Microsoft Azure Cosmos DB consists of loopholes that enable anyone to access and modify its database, exposing several user data.
FREMONT, CA: A couple of months back, a giant security vendor announced that it had identified the worst cloud vulnerability one could possibly imagine in Microsoft Azure's Managed Database Services. The vulnerability has exposed thousands of your customers in the past two years, including several fortune 500 companies. The vulnerability e was detected within Microsoft Azure Cosmos DB, a comprehensively managed NoSQL database service dedicated to app development. The database guarantees single-digit milliseconds response time, automatic and instant scalability at very high speeds. Being a fully managed service, Azure Cosmos DB eliminates manual administrative works and allows automatic management update and patching processes. The database also efficiently handles capacity management with serverless and automatic scaling capabilities.
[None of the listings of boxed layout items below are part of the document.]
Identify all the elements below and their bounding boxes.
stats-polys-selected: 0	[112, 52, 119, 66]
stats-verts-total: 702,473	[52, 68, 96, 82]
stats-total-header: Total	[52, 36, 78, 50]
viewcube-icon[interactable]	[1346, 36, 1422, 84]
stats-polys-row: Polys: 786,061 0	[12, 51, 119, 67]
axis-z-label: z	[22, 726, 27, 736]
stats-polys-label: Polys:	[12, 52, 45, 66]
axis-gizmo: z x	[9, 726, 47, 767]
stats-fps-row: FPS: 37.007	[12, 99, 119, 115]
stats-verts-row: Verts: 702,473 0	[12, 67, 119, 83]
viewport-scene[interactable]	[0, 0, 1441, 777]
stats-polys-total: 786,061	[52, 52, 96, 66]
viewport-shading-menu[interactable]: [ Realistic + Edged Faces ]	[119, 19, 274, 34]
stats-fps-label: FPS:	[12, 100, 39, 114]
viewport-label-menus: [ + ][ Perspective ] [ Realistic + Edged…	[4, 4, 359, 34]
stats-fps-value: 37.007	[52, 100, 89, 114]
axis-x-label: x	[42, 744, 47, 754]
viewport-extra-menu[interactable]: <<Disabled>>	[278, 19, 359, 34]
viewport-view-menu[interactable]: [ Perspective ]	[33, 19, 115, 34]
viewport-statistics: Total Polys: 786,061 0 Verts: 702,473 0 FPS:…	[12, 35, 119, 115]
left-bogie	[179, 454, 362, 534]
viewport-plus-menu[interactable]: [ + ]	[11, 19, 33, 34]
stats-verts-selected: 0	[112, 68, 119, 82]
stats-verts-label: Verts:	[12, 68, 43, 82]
A long trail of flaws in the Cosmos DB created a loophole allowing hackers to download, delete, or manipulate the database as well as read-write access to the underlying architecture of Cosmos DB. The vulnerabilities underscored several possible methods for cybercriminals to carry out malicious activities and gain the primary digital keys of several users from the database. This could also be considered a holy grail for attackers. The loophole allows them to read, write, delete, and steal any data from the database without encountering many risks.
The vulnerability came through a new visualization feature that Microsoft had added back in 2019 in its Jupyter notebooks. This feature was automatically applied across all Cosmos DB e uses in February this year. Cosmos DB is utilized by several major companies such as Liberty mutual, Skype, Symantec, and Citrix. Microsoft announced that it had medicated the vulnerability and started an investigation. The company also confirmed that its internal findings indicated that no customer data was accessed because of this loophole, and the associated customers have been notified. Microsoft highlighted that this vulnerability only affected a subset of customers who enabled the feature in their Jupyter notebook.